Voice Feminization Surgery – Postoperative assessment

Obligatory procedures

Day of Surgery

In the recovery room, direct after surgery voice use is not allowed. Postoperative bedside assessment of breathing and swallowing is recommended. Extensive voice assessment is not advisable (and not necessary) at this point. Some colleagues allow very soft, unstrained whispering. Later on, transoral or transnasal laryngoscopy is advisable to rule out complications (e.g., compromised airway, swelling, hematoma, torn sutures, etc.) and to reassure the patient that surgical results are satisfactory. In case of an indication for early revision surgery (e.g., ruptured suture after coughing), early identification of an endolaryngeal problem (or others) may be helpful. If a postoperative ambulatory setting is chosen, an accompanying person is needed to aid the patient for twenty-four hours (in some countries mandatory after surgery in general anesthesia). Of course, all general conditions that are usually important when a patient is discharged must be observed as well. Postoperative administration of medication such as antibiotics, gastric acid blockers, cough suppressants, cortisone, or the like should be discussed with the physician in each individual case. For other postoperative behavior recommendations: see Dos and Don’ts below.

Follow-up on the day after surgery

Laryngoscopy on the day after surgery seems not mandatory. However, many patients feel greatly reassured when endoscopy proves that no surgical complication is followed after inadvertent coughing or throat clearing.

Dos and donts

From the surgical day on and for the upcoming days/weeks (mostly approx. 2 weeks) strict avoidance of coughing, throat clearing, loud voicing, sneezing, and laughing is highly recommended. These actions are associated with high expiratory airflow which is risking forced separation of the vocal folds and pulls the sutures. Food and beverages should be chosen to not induce coughing and throat clearing. Sporting activities should be avoided for the same reason, and furthermore forced inspiration and expiration can by itself endanger vocal fold suture adherence.

After a successful operation, the voice may be used at a confidential loudness level after 2 weeks at the earliest. From what point in time stronger voice loads, e.g., in singing or loud speaking are possible, is to be decided by the physician on a case-by-case basis. In order to avoid swelling of the larynx and the tearing of the sutures, coughing, throat clearing, sneezing, and laughing now should still be avoided.

Don’t speak – just whisper

If the patient has the urge to cough or sneeze, exhalation of as much air as possible before coughing is advisable so that there is no high airflow and pressure build-up below the glottis.
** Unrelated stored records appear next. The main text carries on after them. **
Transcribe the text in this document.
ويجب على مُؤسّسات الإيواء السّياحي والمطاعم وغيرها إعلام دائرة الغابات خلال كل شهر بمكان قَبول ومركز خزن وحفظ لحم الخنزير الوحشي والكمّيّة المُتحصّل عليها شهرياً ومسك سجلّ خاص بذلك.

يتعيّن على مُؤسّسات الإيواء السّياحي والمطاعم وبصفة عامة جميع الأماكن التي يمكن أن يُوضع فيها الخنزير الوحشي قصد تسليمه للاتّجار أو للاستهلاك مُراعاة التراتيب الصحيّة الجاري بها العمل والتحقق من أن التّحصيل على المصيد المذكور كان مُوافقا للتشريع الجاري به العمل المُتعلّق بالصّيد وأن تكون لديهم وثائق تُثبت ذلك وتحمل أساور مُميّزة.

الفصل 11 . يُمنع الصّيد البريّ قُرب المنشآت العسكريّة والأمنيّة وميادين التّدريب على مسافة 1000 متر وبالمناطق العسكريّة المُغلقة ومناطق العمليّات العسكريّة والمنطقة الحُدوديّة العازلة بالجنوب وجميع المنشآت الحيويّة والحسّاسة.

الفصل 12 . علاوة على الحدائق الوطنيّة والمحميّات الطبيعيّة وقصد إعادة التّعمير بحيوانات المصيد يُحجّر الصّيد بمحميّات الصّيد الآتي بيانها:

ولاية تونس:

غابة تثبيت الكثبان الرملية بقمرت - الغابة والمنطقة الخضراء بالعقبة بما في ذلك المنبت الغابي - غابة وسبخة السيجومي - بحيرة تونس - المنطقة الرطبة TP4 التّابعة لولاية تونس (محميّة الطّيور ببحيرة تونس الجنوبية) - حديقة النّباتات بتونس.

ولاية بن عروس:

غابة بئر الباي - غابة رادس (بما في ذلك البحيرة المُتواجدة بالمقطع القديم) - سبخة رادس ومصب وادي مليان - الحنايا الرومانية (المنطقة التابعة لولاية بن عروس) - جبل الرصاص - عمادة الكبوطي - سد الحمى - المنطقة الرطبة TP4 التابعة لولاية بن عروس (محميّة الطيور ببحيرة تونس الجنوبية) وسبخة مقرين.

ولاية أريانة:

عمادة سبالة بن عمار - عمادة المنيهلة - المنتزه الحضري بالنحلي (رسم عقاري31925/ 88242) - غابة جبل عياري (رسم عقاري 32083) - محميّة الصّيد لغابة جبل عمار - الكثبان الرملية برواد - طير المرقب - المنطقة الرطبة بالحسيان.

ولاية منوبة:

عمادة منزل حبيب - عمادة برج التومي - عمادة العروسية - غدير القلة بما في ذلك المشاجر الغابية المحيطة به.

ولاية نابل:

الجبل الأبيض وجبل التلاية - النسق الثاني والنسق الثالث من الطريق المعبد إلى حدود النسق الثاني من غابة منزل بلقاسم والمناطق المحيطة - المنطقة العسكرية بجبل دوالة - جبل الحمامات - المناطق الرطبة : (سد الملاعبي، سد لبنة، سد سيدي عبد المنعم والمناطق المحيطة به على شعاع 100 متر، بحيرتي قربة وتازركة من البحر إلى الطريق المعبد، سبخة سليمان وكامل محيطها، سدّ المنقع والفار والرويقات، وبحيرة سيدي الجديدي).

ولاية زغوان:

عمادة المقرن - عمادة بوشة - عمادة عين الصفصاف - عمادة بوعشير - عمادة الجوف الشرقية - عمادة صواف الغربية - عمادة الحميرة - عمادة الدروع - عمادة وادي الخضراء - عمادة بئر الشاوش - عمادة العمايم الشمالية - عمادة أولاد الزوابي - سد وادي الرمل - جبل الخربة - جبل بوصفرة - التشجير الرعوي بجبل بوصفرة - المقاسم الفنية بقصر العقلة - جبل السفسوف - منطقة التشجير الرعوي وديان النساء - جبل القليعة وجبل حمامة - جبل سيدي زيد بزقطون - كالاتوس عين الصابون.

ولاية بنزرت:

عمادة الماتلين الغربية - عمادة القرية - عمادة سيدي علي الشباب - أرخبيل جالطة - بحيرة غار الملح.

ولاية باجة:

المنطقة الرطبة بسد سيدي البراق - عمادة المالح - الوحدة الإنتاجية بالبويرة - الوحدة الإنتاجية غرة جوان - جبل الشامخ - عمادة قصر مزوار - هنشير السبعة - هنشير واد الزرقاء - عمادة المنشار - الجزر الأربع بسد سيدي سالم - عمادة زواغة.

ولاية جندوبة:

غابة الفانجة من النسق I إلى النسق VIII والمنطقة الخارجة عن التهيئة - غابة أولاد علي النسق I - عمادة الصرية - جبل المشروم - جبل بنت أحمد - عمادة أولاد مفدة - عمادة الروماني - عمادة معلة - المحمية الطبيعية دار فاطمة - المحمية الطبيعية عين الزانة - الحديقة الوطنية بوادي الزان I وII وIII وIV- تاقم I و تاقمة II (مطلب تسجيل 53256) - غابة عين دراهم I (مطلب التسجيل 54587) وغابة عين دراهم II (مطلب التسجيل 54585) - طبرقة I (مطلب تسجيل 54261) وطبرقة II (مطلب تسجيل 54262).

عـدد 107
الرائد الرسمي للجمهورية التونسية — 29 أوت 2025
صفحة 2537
Possibly, also simultaneous tight closing of the mouth and nose with one’s hand will prevent rapid air escape and protect the vocal folds from forcefully separating with an air blow-induced disruption.

Eating and drinking: After a glottoplasty, there is no general restriction to a specific food, so in principle, everything can be eaten and drunk. However, avoidance of very spicy food is recommendable.

Sports: Avoidance of sports activities for the first 6 weeks after glottoplasty is advisable. All loud vocal utterances must be strictly avoided. If necessary, consultation with a doctor in individual cases is recommended to allow for gentle sporting activities.

Do’s and Donts: In most cases, voice therapists have a detailed regime for the postoperative phase with Dos and Donts.

Long-term follow-up

Follow-up checks are carried out on an individual basis. Exercise treatment to feminize the voice is recommended with a voice therapist by individual appointment. Telemedicine sessions via Skype, Zoom, or the like, are also possible. Further interventions (e.g., botulinum toxin injections) can supplement the treatment.

In the future, in the event of possible intubation for general anesthesia, the patient should inform anesthesiologists that a thin intubation tube should be used and that it should have a maximum diameter of size 6.0 (ETT size 6.0 maximum, or smaller). A laryngeal mask (LMA) would even be better. There are no restrictions on the size of the laryngeal mask.